The gut and the brain "talk" to one another via hormones, metabolic products or direct neural connections. A specific population of monocyte immune cells acts as a further link between the two, as Dr. Susanne Wolf from the MDC research group led by Prof. Helmut Kettenmann recently discovered in collaboration with colleagues from the University of Magdeburg, the Charité - Universitätsmedizin Berlin, and the US National Institutes of Health (NIH).
The researchers switched off the gut microbiome in mice, i.e. their intestinal bacteria, with a strong concoction of antibiotics. Compared to the mice that had not undergone treatment, they subsequently observed significantly fewer newly formed nerve cells in the hippocampus region of the brain. The memory of the treated mice also deteriorated because the formation of these new brain cells - a process known as neurogenesis - is important for certain memory functions.

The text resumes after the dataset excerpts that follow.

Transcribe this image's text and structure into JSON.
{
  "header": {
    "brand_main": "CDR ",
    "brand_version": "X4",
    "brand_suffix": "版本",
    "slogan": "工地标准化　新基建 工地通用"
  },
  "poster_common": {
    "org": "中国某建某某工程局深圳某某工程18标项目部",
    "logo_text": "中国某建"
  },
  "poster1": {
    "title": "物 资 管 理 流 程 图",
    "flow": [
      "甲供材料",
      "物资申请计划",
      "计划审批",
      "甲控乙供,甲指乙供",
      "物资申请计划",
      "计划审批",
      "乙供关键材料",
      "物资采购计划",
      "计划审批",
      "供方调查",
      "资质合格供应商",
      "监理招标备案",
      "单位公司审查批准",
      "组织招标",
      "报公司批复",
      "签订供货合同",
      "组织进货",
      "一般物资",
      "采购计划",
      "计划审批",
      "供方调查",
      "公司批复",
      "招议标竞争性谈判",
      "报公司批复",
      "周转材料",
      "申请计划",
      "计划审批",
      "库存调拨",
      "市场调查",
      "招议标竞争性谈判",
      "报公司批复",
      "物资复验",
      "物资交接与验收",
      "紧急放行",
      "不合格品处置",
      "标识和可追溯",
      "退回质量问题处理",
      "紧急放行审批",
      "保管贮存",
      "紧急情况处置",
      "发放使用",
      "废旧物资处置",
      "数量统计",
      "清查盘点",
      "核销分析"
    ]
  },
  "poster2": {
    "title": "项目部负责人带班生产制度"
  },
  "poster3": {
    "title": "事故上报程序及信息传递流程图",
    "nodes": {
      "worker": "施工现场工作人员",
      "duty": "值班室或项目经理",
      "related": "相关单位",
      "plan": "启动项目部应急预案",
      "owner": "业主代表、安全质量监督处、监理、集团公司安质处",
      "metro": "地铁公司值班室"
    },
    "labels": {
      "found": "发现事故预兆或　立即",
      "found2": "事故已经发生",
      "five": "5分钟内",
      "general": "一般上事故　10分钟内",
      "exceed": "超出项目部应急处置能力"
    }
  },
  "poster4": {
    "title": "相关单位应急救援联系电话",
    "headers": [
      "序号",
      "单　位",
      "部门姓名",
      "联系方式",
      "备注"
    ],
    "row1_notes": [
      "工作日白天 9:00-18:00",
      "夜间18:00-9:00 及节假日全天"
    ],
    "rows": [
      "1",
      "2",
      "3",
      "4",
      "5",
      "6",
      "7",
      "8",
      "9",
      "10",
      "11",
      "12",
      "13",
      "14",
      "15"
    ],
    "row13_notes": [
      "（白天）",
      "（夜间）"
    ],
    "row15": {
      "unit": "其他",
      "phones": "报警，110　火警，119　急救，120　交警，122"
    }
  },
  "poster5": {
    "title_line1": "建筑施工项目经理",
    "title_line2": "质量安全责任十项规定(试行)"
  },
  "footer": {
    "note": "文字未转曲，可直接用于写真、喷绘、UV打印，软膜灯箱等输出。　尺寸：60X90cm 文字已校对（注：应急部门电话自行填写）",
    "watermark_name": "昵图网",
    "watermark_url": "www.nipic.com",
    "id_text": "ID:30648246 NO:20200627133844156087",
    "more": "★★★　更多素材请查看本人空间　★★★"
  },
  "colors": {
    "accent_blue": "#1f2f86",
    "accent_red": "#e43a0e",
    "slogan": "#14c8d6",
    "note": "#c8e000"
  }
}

As well as impaired neurogenesis, the researchers also found that the population of a specific immune cell in the brain - the Ly6C(hi) monocytes - decreased significantly when the microbiota was switched off. Could these immune cells be a previously unknown intermediary between the two organ systems? Wolf and her team tested and confirmed this hypothesis: when they removed just these cells from the mice, neurogenesis declined and when they gave the cells to the mice that had been on antibiotics, neurogenesis increased once again.
The researchers cured the antibiotic-treated mice using two different strategies: the mice were either given a mixture of selected bacterial strains or had access to voluntary training in the running wheel, thus reversing the negative effects of the antibiotics. The mice's number of monocytes increased and their memory performance and neurogenesis improved. However, it was not possible to restore the immune and brain functions using the microbiota of untreated mice.
According to Wolf, the previously unknown intermediary function of the immune cells is of particular scientific interest: "With the Ly6C(hi) monocytes, we may have discovered a new general communication path from the periphery to the brain."
Applied to humans, the findings do not show that all antibiotics disrupt brain function, as the combination of drugs used in the study was extremely potent. "It is possible, however, that similar effects could result from treatments involving long-term use of antibiotics," says Wolf. The research team also found that the antibiotics may affect neurogenesis directly, and not act only via the gut bacteria.
According to Wolf, the new study is also of significance for treating people with mental disorders such as schizophrenia or depression, who also have impaired neurogenesis: "In addition to medication and physical exercise, these patients could potentially also benefit from probiotic preparations. In order to test this, we would like to conduct clinical pilot studies together with the Charité."